Pero no hay voluntad política. La industria de armas es demasiado poderosa y los gobiernos, demasiado dependientes. La carrera armamentista ya no se mide solo en tanques o aviones: se mide en influencia, empleo, control tecnológico y negocios. Y lo más grave es que el sistema internacional parece aceptar como "inevitable" que fabricar muerte sea más rentable que construir vida.

Si realmente queremos transformar el mundo, debemos empezar por educar para la paz. Ningún tratado internacional puede sostenerse si las sociedades no aprenden a valorar la vida por encima del poder.
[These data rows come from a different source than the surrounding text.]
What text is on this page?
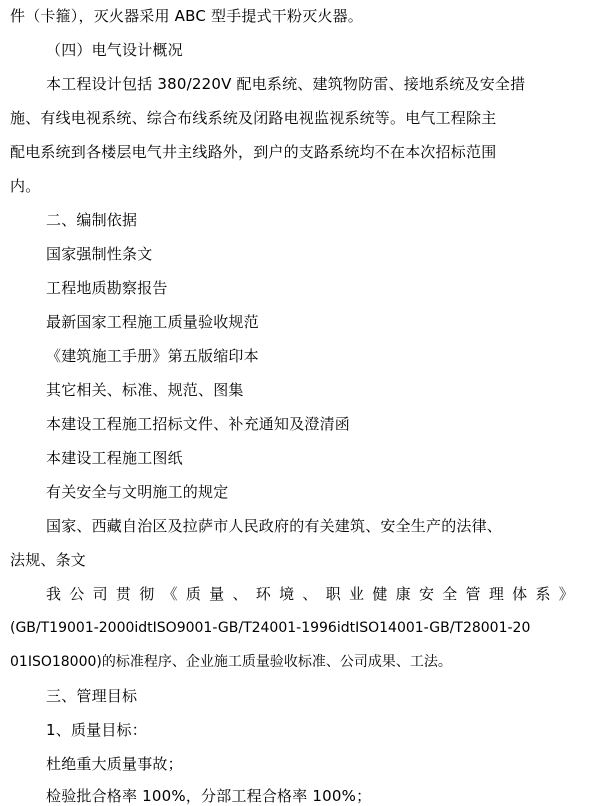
件（卡箍），灭火器采用 ABC 型手提式干粉灭火器。
（四）电气设计概况
本工程设计包括 380/220V 配电系统、建筑物防雷、接地系统及安全措
施、有线电视系统、综合布线系统及闭路电视监视系统等。电气工程除主
配电系统到各楼层电气井主线路外，到户的支路系统均不在本次招标范围
内。
二、编制依据
国家强制性条文
工程地质勘察报告
最新国家工程施工质量验收规范
《建筑施工手册》第五版缩印本
其它相关、标准、规范、图集
本建设工程施工招标文件、补充通知及澄清函
本建设工程施工图纸
有关安全与文明施工的规定
国家、西藏自治区及拉萨市人民政府的有关建筑、安全生产的法律、
法规、条文
我公司贯彻《质量、环境、职业健康安全管理体系》
(GB/T19001-2000idtISO9001-GB/T24001-1996idtISO14001-GB/T28001-20
01ISO18000)的标准程序、企业施工质量验收标准、公司成果、工法。
三、管理目标
1、质量目标：
杜绝重大质量事故；
检验批合格率 100%，分部工程合格率 100%；
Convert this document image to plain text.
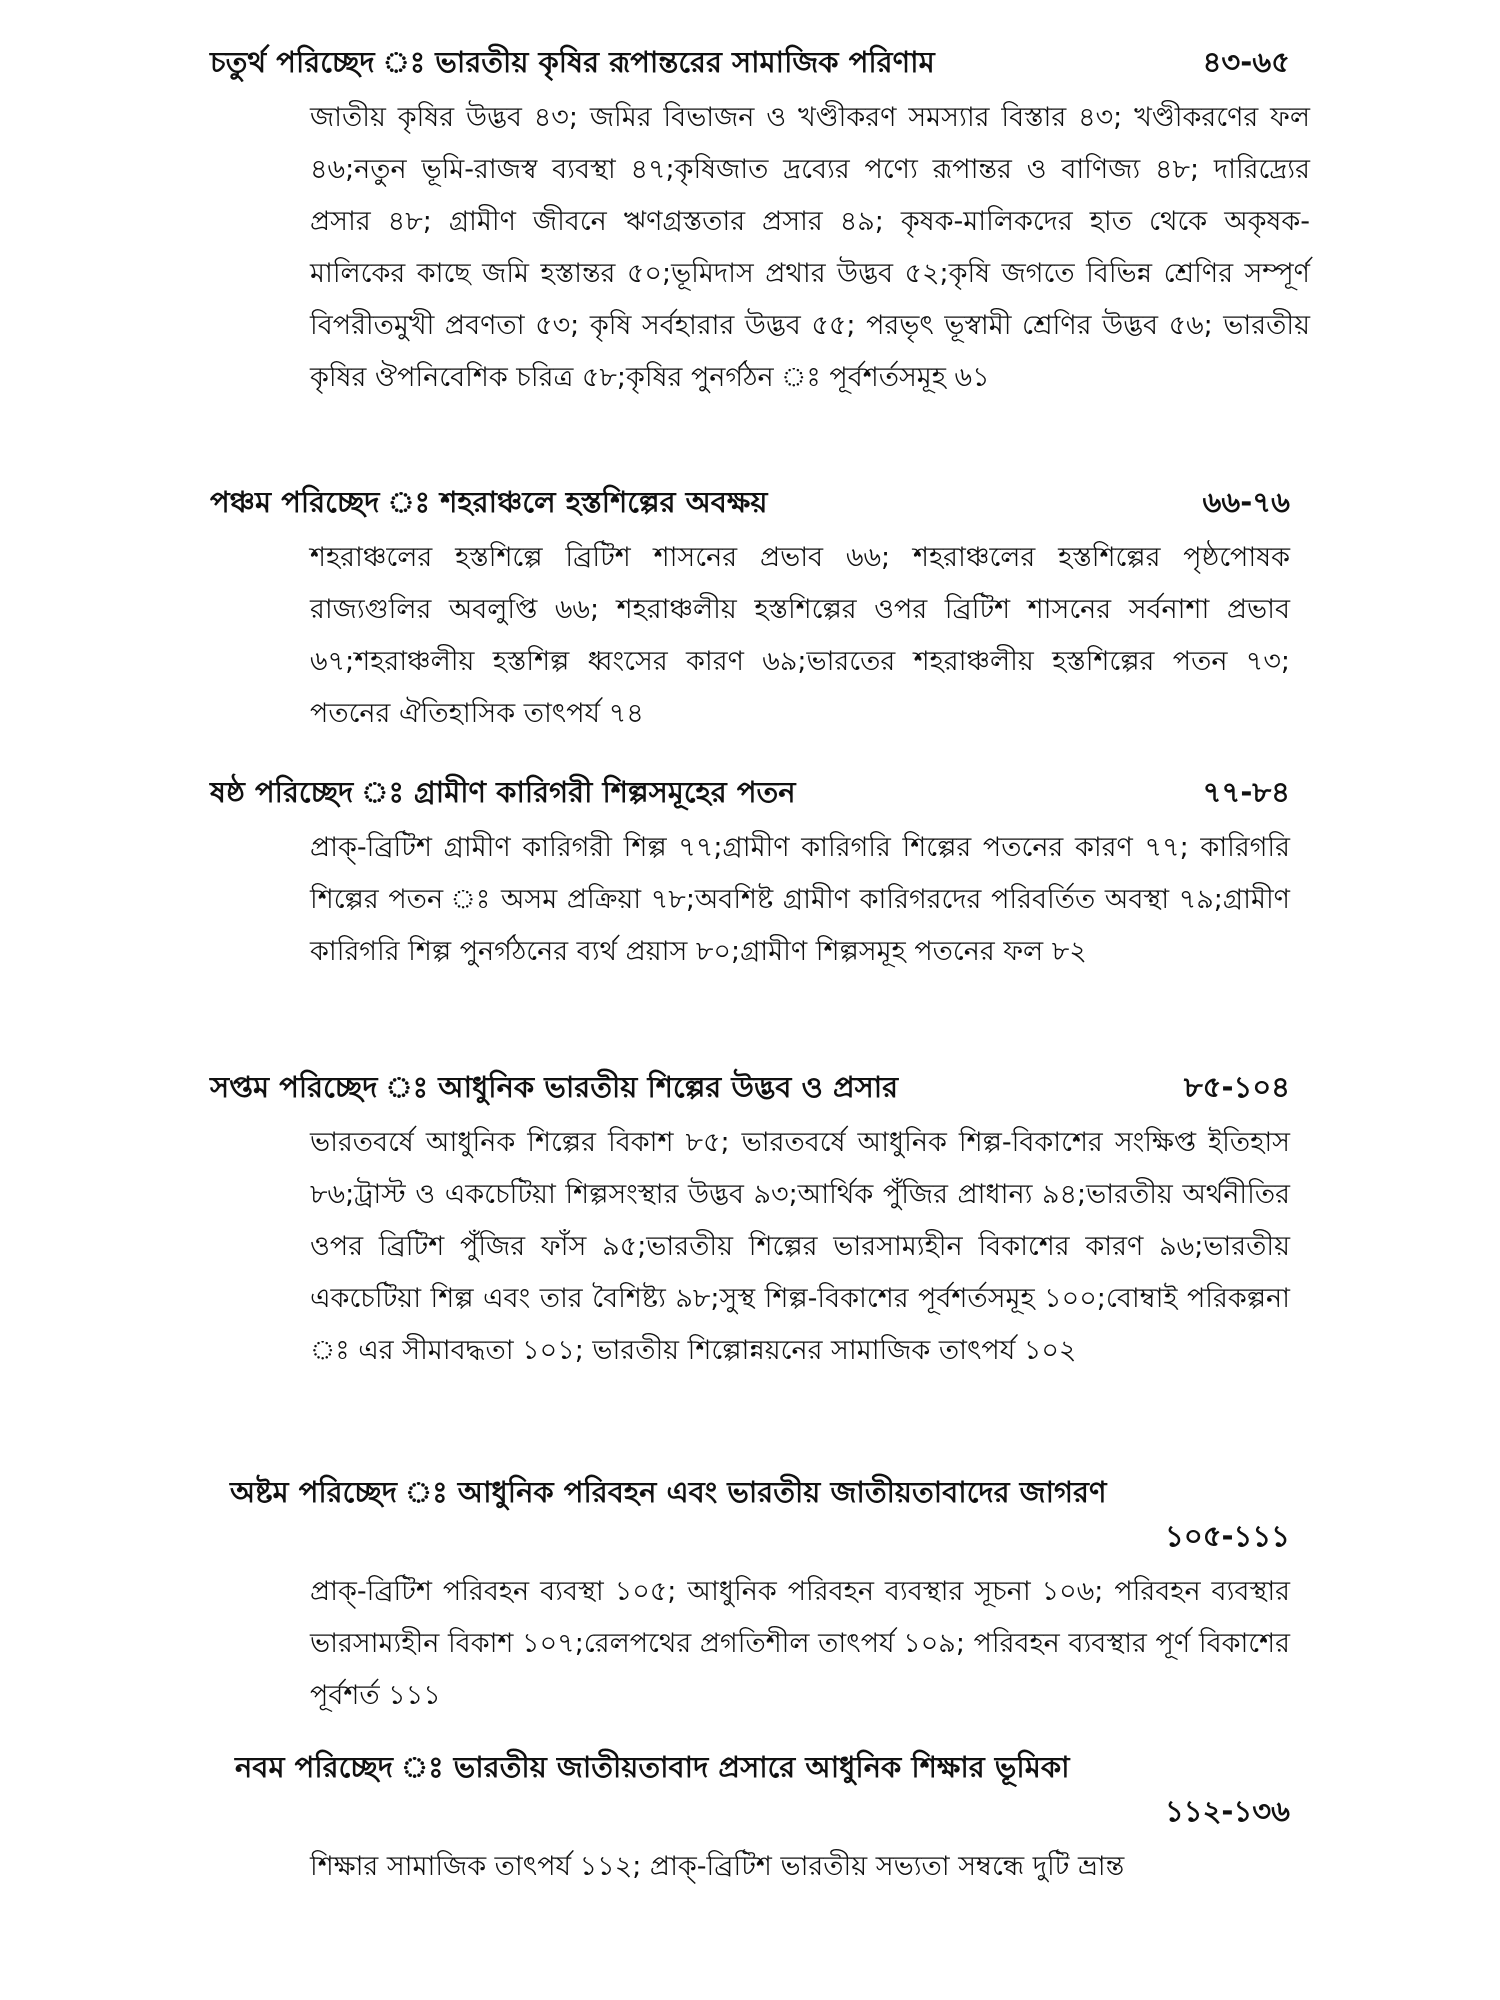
চতুর্থ পরিচ্ছেদ ঃ ভারতীয় কৃষির রূপান্তরের সামাজিক পরিণাম	৪৩-৬৫
জাতীয় কৃষির উদ্ভব ৪৩; জমির বিভাজন ও খণ্ডীকরণ সমস্যার বিস্তার ৪৩; খণ্ডীকরণের ফল ৪৬;নতুন ভূমি-রাজস্ব ব্যবস্থা ৪৭;কৃষিজাত দ্রব্যের পণ্যে রূপান্তর ও বাণিজ্য ৪৮; দারিদ্র্যের প্রসার ৪৮; গ্রামীণ জীবনে ঋণগ্রস্ততার প্রসার ৪৯; কৃষক-মালিকদের হাত থেকে অকৃষক-মালিকের কাছে জমি হস্তান্তর ৫০;ভূমিদাস প্রথার উদ্ভব ৫২;কৃষি জগতে বিভিন্ন শ্রেণির সম্পূর্ণ বিপরীতমুখী প্রবণতা ৫৩; কৃষি সর্বহারার উদ্ভব ৫৫; পরভৃৎ ভূস্বামী শ্রেণির উদ্ভব ৫৬; ভারতীয় কৃষির ঔপনিবেশিক চরিত্র ৫৮;কৃষির পুনর্গঠন ঃ পূর্বশর্তসমূহ ৬১
পঞ্চম পরিচ্ছেদ ঃ শহরাঞ্চলে হস্তশিল্পের অবক্ষয়	৬৬-৭৬
শহরাঞ্চলের হস্তশিল্পে ব্রিটিশ শাসনের প্রভাব ৬৬; শহরাঞ্চলের হস্তশিল্পের পৃষ্ঠপোষক রাজ্যগুলির অবলুপ্তি ৬৬; শহরাঞ্চলীয় হস্তশিল্পের ওপর ব্রিটিশ শাসনের সর্বনাশা প্রভাব ৬৭;শহরাঞ্চলীয় হস্তশিল্প ধ্বংসের কারণ ৬৯;ভারতের শহরাঞ্চলীয় হস্তশিল্পের পতন ৭৩; পতনের ঐতিহাসিক তাৎপর্য ৭৪
ষষ্ঠ পরিচ্ছেদ ঃ গ্রামীণ কারিগরী শিল্পসমূহের পতন	৭৭-৮৪
প্রাক্-ব্রিটিশ গ্রামীণ কারিগরী শিল্প ৭৭;গ্রামীণ কারিগরি শিল্পের পতনের কারণ ৭৭; কারিগরি শিল্পের পতন ঃ অসম প্রক্রিয়া ৭৮;অবশিষ্ট গ্রামীণ কারিগরদের পরিবর্তিত অবস্থা ৭৯;গ্রামীণ কারিগরি শিল্প পুনর্গঠনের ব্যর্থ প্রয়াস ৮০;গ্রামীণ শিল্পসমূহ পতনের ফল ৮২
সপ্তম পরিচ্ছেদ ঃ আধুনিক ভারতীয় শিল্পের উদ্ভব ও প্রসার	৮৫-১০৪
ভারতবর্ষে আধুনিক শিল্পের বিকাশ ৮৫; ভারতবর্ষে আধুনিক শিল্প-বিকাশের সংক্ষিপ্ত ইতিহাস ৮৬;ট্রাস্ট ও একচেটিয়া শিল্পসংস্থার উদ্ভব ৯৩;আর্থিক পুঁজির প্রাধান্য ৯৪;ভারতীয় অর্থনীতির ওপর ব্রিটিশ পুঁজির ফাঁস ৯৫;ভারতীয় শিল্পের ভারসাম্যহীন বিকাশের কারণ ৯৬;ভারতীয় একচেটিয়া শিল্প এবং তার বৈশিষ্ট্য ৯৮;সুস্থ শিল্প-বিকাশের পূর্বশর্তসমূহ ১০০;বোম্বাই পরিকল্পনা ঃ এর সীমাবদ্ধতা ১০১; ভারতীয় শিল্পোন্নয়নের সামাজিক তাৎপর্য ১০২
অষ্টম পরিচ্ছেদ ঃ আধুনিক পরিবহন এবং ভারতীয় জাতীয়তাবাদের জাগরণ
১০৫-১১১
প্রাক্-ব্রিটিশ পরিবহন ব্যবস্থা ১০৫; আধুনিক পরিবহন ব্যবস্থার সূচনা ১০৬; পরিবহন ব্যবস্থার ভারসাম্যহীন বিকাশ ১০৭;রেলপথের প্রগতিশীল তাৎপর্য ১০৯; পরিবহন ব্যবস্থার পূর্ণ বিকাশের পূর্বশর্ত ১১১
নবম পরিচ্ছেদ ঃ ভারতীয় জাতীয়তাবাদ প্রসারে আধুনিক শিক্ষার ভূমিকা
১১২-১৩৬
শিক্ষার সামাজিক তাৎপর্য ১১২; প্রাক্-ব্রিটিশ ভারতীয় সভ্যতা সম্বন্ধে দুটি ভ্রান্ত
La educación para la paz no es una asignatura menor: es la herramienta que permite enseñar empatía, cooperación, resolución pacífica de conflictos y pensamiento crítico frente al discurso del miedo. Debemos incorporar en las escuelas, universidades y medios de comunicación el concepto de "derecho humano a la paz", reconocido por Naciones Unidas en 2016, que establece que todo ser humano tiene derecho a vivir en un entorno libre de guerra y de violencia estructural. Educar para la paz significa formar ciudadanos que comprendan que el progreso no se mide en arsenales, sino en conocimiento, equidad y bienestar colectivo.

La Semana del Desarme debería servir para desnudar esta contradicción: no hay verdadera paz posible mientras el mundo gaste más en fabricar armas que en educar personas.

El planeta no necesita más ejércitos: necesita más educación, más justicia y más conciencia colectiva. Sabemos que con el dinero que se gasta cada año en armas podríamos derrotar el hambre. Pero solo con educación podremos derrotar la guerra.